AN INTRODUCTION TO STUDENT LOANS

A college education is one of the most essential investment in a person’s life. Unfortunately, in this time and age, it has also become one of the most costly investments too. Universities and colleges in the school year 2013-2014 cost an average of $20,000 and as much as $50,000 or more for the more prestigious schools. A college degree paves the way for a better chance at landing a better job that is why it is so important. More and more families are not able to afford on their own this privilege that’s why schools have began offering student loans.

A student loan is money borrowed from the school to pay for the education of the student. It fills in the hole that scholarships, part-time job profit, and your parent’s saved-up college education money might not cover. Here in this tutorial, we will be scrutinizing all the elements that surround the student loan so that you may learn how to make the best of going into this kind of debt. We will be tackling everything from how to apply for one to how to pay them back.

Advantages of Student Loans

The benefits received from student loans seems vast as it basically pays for your education. That very education is the ticket of the student to a better life supposedly with the degree you have chosen. Student loans free you from the burden of having to work part-time jobs and bothering your parents or guardians for money if you can’t fully afford the education. It gives you freedom to focus on your studies, maybe participate in extracurricular activities, or perhaps do an internship for your dream company, to worry about the debt at a much later time.

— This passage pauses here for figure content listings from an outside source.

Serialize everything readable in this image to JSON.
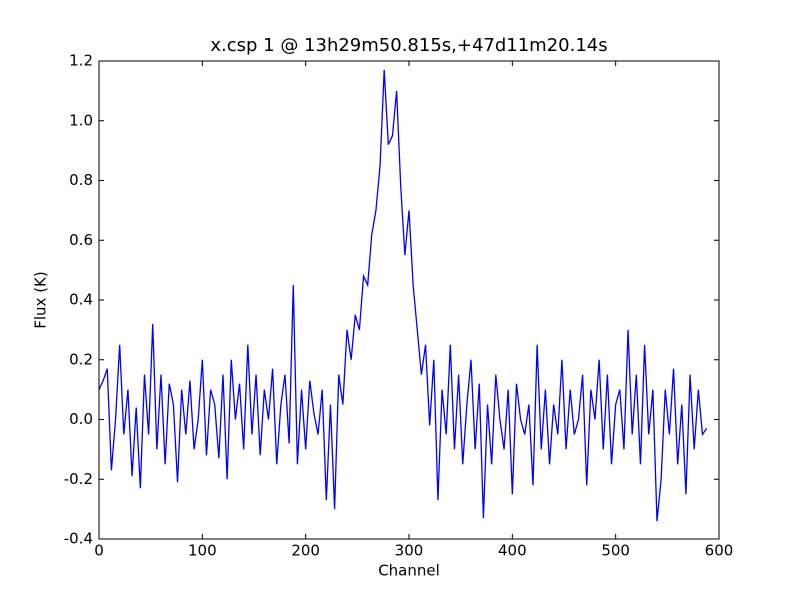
{
  "chart_data": {
    "type": "line",
    "title": "x.csp 1 @ 13h29m50.815s,+47d11m20.14s",
    "x_label": "Channel",
    "y_label": "Flux (K)",
    "xlim": [
      0,
      600
    ],
    "xticks": [
      0,
      100,
      200,
      300,
      400,
      500,
      600
    ],
    "ylim": [
      -0.4,
      1.2
    ],
    "yticks": [
      -0.4,
      -0.2,
      {
        "value": 0,
        "label": "0.0"
      },
      0.2,
      0.4,
      0.6,
      0.8,
      {
        "value": 1,
        "label": "1.0"
      },
      1.2
    ],
    "x": [
      0,
      4,
      8,
      12,
      16,
      20,
      24,
      28,
      32,
      36,
      40,
      44,
      48,
      52,
      56,
      60,
      64,
      68,
      72,
      76,
      80,
      84,
      88,
      92,
      96,
      100,
      104,
      108,
      112,
      116,
      120,
      124,
      128,
      132,
      136,
      140,
      144,
      148,
      152,
      156,
      160,
      164,
      168,
      172,
      176,
      180,
      184,
      188,
      192,
      196,
      200,
      204,
      208,
      212,
      216,
      220,
      224,
      228,
      232,
      236,
      240,
      244,
      248,
      252,
      256,
      260,
      264,
      268,
      272,
      276,
      280,
      284,
      288,
      292,
      296,
      300,
      304,
      308,
      312,
      316,
      320,
      324,
      328,
      332,
      336,
      340,
      344,
      348,
      352,
      356,
      360,
      364,
      368,
      372,
      376,
      380,
      384,
      388,
      392,
      396,
      400,
      404,
      408,
      412,
      416,
      420,
      424,
      428,
      432,
      436,
      440,
      444,
      448,
      452,
      456,
      460,
      464,
      468,
      472,
      476,
      480,
      484,
      488,
      492,
      496,
      500,
      504,
      508,
      512,
      516,
      520,
      524,
      528,
      532,
      536,
      540,
      544,
      548,
      552,
      556,
      560,
      564,
      568,
      572,
      576,
      580,
      584,
      588
    ],
    "series": [
      {
        "color": "#0000ff",
        "values": [
          0.1,
          0.13,
          0.17,
          -0.17,
          0.0,
          0.25,
          -0.05,
          0.1,
          -0.19,
          0.04,
          -0.23,
          0.15,
          -0.05,
          0.32,
          -0.1,
          0.15,
          -0.15,
          0.12,
          0.05,
          -0.21,
          0.1,
          -0.05,
          0.13,
          -0.1,
          0.0,
          0.2,
          -0.12,
          0.1,
          0.05,
          -0.13,
          0.15,
          -0.2,
          0.2,
          0.0,
          0.12,
          -0.1,
          0.25,
          -0.05,
          0.15,
          -0.12,
          0.1,
          0.0,
          0.17,
          -0.15,
          0.05,
          0.15,
          -0.08,
          0.45,
          -0.15,
          0.1,
          -0.1,
          0.13,
          0.02,
          -0.05,
          0.1,
          -0.27,
          0.05,
          -0.3,
          0.15,
          0.05,
          0.3,
          0.2,
          0.35,
          0.3,
          0.48,
          0.45,
          0.62,
          0.7,
          0.85,
          1.17,
          0.92,
          0.95,
          1.1,
          0.78,
          0.55,
          0.7,
          0.45,
          0.3,
          0.15,
          0.25,
          -0.02,
          0.2,
          -0.27,
          0.1,
          -0.05,
          0.25,
          -0.1,
          0.15,
          -0.15,
          0.05,
          0.2,
          -0.1,
          0.12,
          -0.33,
          0.05,
          -0.15,
          0.15,
          0.0,
          -0.1,
          0.1,
          -0.25,
          0.12,
          0.0,
          -0.05,
          0.05,
          -0.22,
          0.25,
          -0.1,
          0.1,
          -0.15,
          0.05,
          -0.05,
          0.2,
          -0.1,
          0.1,
          -0.05,
          0.0,
          0.15,
          -0.22,
          0.1,
          0.0,
          0.2,
          -0.1,
          0.15,
          -0.15,
          0.05,
          0.1,
          -0.1,
          0.3,
          -0.05,
          0.15,
          -0.15,
          0.25,
          -0.05,
          0.1,
          -0.34,
          -0.2,
          0.1,
          -0.05,
          0.17,
          -0.15,
          0.05,
          -0.25,
          0.15,
          -0.1,
          0.1,
          -0.05,
          -0.03
        ]
      }
    ]
  }
}
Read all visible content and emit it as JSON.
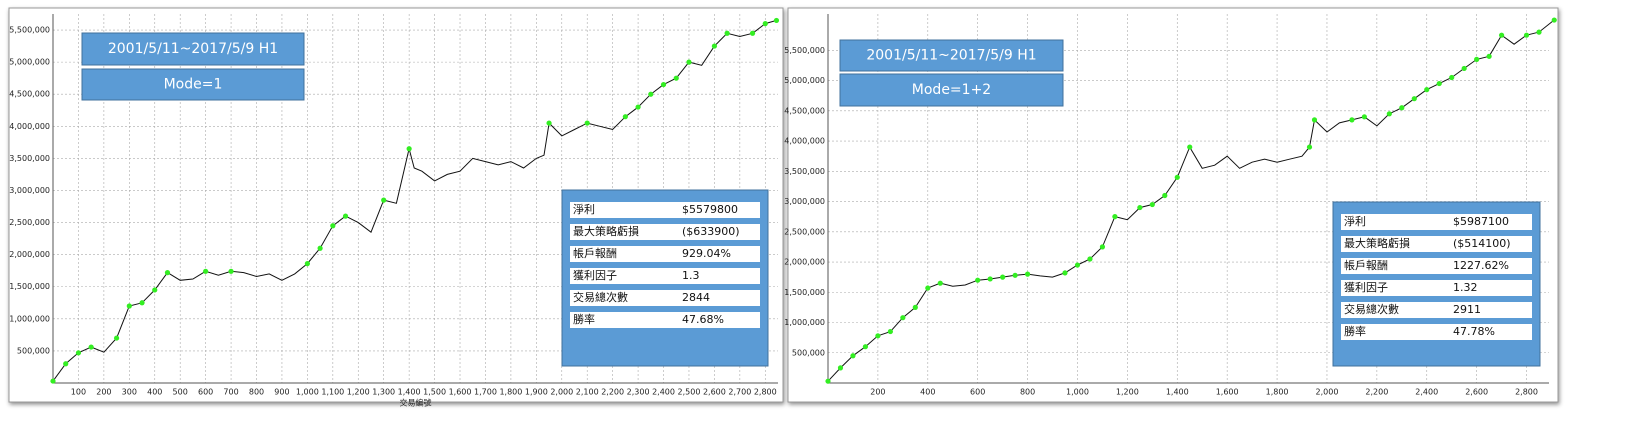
{
  "chart_data": [
    {
      "type": "line",
      "annotations": [
        "2001/5/11~2017/5/9 H1",
        "Mode=1"
      ],
      "x_label": "交易編號",
      "x": [
        0,
        50,
        100,
        150,
        200,
        250,
        300,
        350,
        400,
        450,
        500,
        550,
        600,
        650,
        700,
        750,
        800,
        850,
        900,
        950,
        1000,
        1050,
        1100,
        1150,
        1200,
        1250,
        1300,
        1350,
        1400,
        1420,
        1450,
        1500,
        1550,
        1600,
        1650,
        1700,
        1750,
        1800,
        1850,
        1900,
        1930,
        1950,
        2000,
        2050,
        2100,
        2150,
        2200,
        2250,
        2300,
        2350,
        2400,
        2450,
        2500,
        2550,
        2600,
        2650,
        2700,
        2750,
        2800,
        2844
      ],
      "series": [
        {
          "color": "#111111",
          "new_high_color": "#33ee22",
          "values": [
            30000,
            300000,
            470000,
            560000,
            480000,
            700000,
            1200000,
            1250000,
            1450000,
            1720000,
            1600000,
            1620000,
            1740000,
            1680000,
            1740000,
            1720000,
            1660000,
            1700000,
            1600000,
            1700000,
            1860000,
            2100000,
            2450000,
            2600000,
            2500000,
            2350000,
            2850000,
            2800000,
            3650000,
            3350000,
            3300000,
            3150000,
            3250000,
            3300000,
            3500000,
            3450000,
            3400000,
            3450000,
            3350000,
            3500000,
            3550000,
            4050000,
            3850000,
            3950000,
            4050000,
            4000000,
            3950000,
            4150000,
            4300000,
            4500000,
            4650000,
            4750000,
            5000000,
            4950000,
            5250000,
            5450000,
            5400000,
            5450000,
            5600000,
            5650000
          ]
        }
      ],
      "xlim": [
        0,
        2850
      ],
      "ylim": [
        0,
        5750000
      ],
      "grid": true,
      "xticks": [
        100,
        200,
        300,
        400,
        500,
        600,
        700,
        800,
        900,
        {
          "value": 1000,
          "label": "1,000"
        },
        {
          "value": 1100,
          "label": "1,100"
        },
        {
          "value": 1200,
          "label": "1,200"
        },
        {
          "value": 1300,
          "label": "1,300"
        },
        {
          "value": 1400,
          "label": "1,400"
        },
        {
          "value": 1500,
          "label": "1,500"
        },
        {
          "value": 1600,
          "label": "1,600"
        },
        {
          "value": 1700,
          "label": "1,700"
        },
        {
          "value": 1800,
          "label": "1,800"
        },
        {
          "value": 1900,
          "label": "1,900"
        },
        {
          "value": 2000,
          "label": "2,000"
        },
        {
          "value": 2100,
          "label": "2,100"
        },
        {
          "value": 2200,
          "label": "2,200"
        },
        {
          "value": 2300,
          "label": "2,300"
        },
        {
          "value": 2400,
          "label": "2,400"
        },
        {
          "value": 2500,
          "label": "2,500"
        },
        {
          "value": 2600,
          "label": "2,600"
        },
        {
          "value": 2700,
          "label": "2,700"
        },
        {
          "value": 2800,
          "label": "2,800"
        }
      ],
      "yticks": [
        {
          "value": 500000,
          "label": "500,000"
        },
        {
          "value": 1000000,
          "label": "1,000,000"
        },
        {
          "value": 1500000,
          "label": "1,500,000"
        },
        {
          "value": 2000000,
          "label": "2,000,000"
        },
        {
          "value": 2500000,
          "label": "2,500,000"
        },
        {
          "value": 3000000,
          "label": "3,000,000"
        },
        {
          "value": 3500000,
          "label": "3,500,000"
        },
        {
          "value": 4000000,
          "label": "4,000,000"
        },
        {
          "value": 4500000,
          "label": "4,500,000"
        },
        {
          "value": 5000000,
          "label": "5,000,000"
        },
        {
          "value": 5500000,
          "label": "5,500,000"
        }
      ],
      "stats": [
        [
          "淨利",
          "$5579800"
        ],
        [
          "最大策略虧損",
          "($633900)"
        ],
        [
          "帳戶報酬",
          "929.04%"
        ],
        [
          "獲利因子",
          "1.3"
        ],
        [
          "交易總次數",
          "2844"
        ],
        [
          "勝率",
          "47.68%"
        ]
      ]
    },
    {
      "type": "line",
      "annotations": [
        "2001/5/11~2017/5/9 H1",
        "Mode=1+2"
      ],
      "x": [
        0,
        50,
        100,
        150,
        200,
        250,
        300,
        350,
        400,
        450,
        500,
        550,
        600,
        650,
        700,
        750,
        800,
        850,
        900,
        950,
        1000,
        1050,
        1100,
        1150,
        1200,
        1250,
        1300,
        1350,
        1400,
        1450,
        1500,
        1550,
        1600,
        1650,
        1700,
        1750,
        1800,
        1850,
        1900,
        1930,
        1950,
        2000,
        2050,
        2100,
        2150,
        2200,
        2250,
        2300,
        2350,
        2400,
        2450,
        2500,
        2550,
        2600,
        2650,
        2700,
        2750,
        2800,
        2850,
        2911
      ],
      "series": [
        {
          "color": "#111111",
          "new_high_color": "#33ee22",
          "values": [
            30000,
            250000,
            450000,
            600000,
            780000,
            850000,
            1080000,
            1250000,
            1570000,
            1650000,
            1600000,
            1620000,
            1700000,
            1720000,
            1750000,
            1780000,
            1800000,
            1770000,
            1750000,
            1820000,
            1950000,
            2050000,
            2250000,
            2750000,
            2700000,
            2900000,
            2950000,
            3100000,
            3400000,
            3900000,
            3550000,
            3600000,
            3750000,
            3550000,
            3650000,
            3700000,
            3650000,
            3700000,
            3750000,
            3900000,
            4350000,
            4150000,
            4300000,
            4350000,
            4400000,
            4250000,
            4450000,
            4550000,
            4700000,
            4850000,
            4950000,
            5050000,
            5200000,
            5350000,
            5400000,
            5750000,
            5600000,
            5750000,
            5800000,
            6000000
          ]
        }
      ],
      "xlim": [
        0,
        2890
      ],
      "ylim": [
        0,
        6100000
      ],
      "grid": true,
      "xticks": [
        200,
        400,
        600,
        800,
        {
          "value": 1000,
          "label": "1,000"
        },
        {
          "value": 1200,
          "label": "1,200"
        },
        {
          "value": 1400,
          "label": "1,400"
        },
        {
          "value": 1600,
          "label": "1,600"
        },
        {
          "value": 1800,
          "label": "1,800"
        },
        {
          "value": 2000,
          "label": "2,000"
        },
        {
          "value": 2200,
          "label": "2,200"
        },
        {
          "value": 2400,
          "label": "2,400"
        },
        {
          "value": 2600,
          "label": "2,600"
        },
        {
          "value": 2800,
          "label": "2,800"
        }
      ],
      "yticks": [
        {
          "value": 500000,
          "label": "500,000"
        },
        {
          "value": 1000000,
          "label": "1,000,000"
        },
        {
          "value": 1500000,
          "label": "1,500,000"
        },
        {
          "value": 2000000,
          "label": "2,000,000"
        },
        {
          "value": 2500000,
          "label": "2,500,000"
        },
        {
          "value": 3000000,
          "label": "3,000,000"
        },
        {
          "value": 3500000,
          "label": "3,500,000"
        },
        {
          "value": 4000000,
          "label": "4,000,000"
        },
        {
          "value": 4500000,
          "label": "4,500,000"
        },
        {
          "value": 5000000,
          "label": "5,000,000"
        },
        {
          "value": 5500000,
          "label": "5,500,000"
        }
      ],
      "stats": [
        [
          "淨利",
          "$5987100"
        ],
        [
          "最大策略虧損",
          "($514100)"
        ],
        [
          "帳戶報酬",
          "1227.62%"
        ],
        [
          "獲利因子",
          "1.32"
        ],
        [
          "交易總次數",
          "2911"
        ],
        [
          "勝率",
          "47.78%"
        ]
      ]
    }
  ]
}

Disadvantages of Student Loans

Student loans, while free you from hardships in school, have a lot of downside to it. If not planned correctly, student loans can haunt you to the point of where you aren’t able to continue exercising the freedom you had from school because you are already trapped in mountains of debt that even the job your college degree got for you won’t be able to compensate for many years to come. In this tutorial, we’ll be learning about how to avoid this by considering the best option for the kind of student or former-student that you are. We will learn about things like repayment, consolidation, and the kinds of loan that will suit your profile.

If all goes well, you will be optimizing the advantages of the student loan and exercising the financial freedom even after your student days are long gone.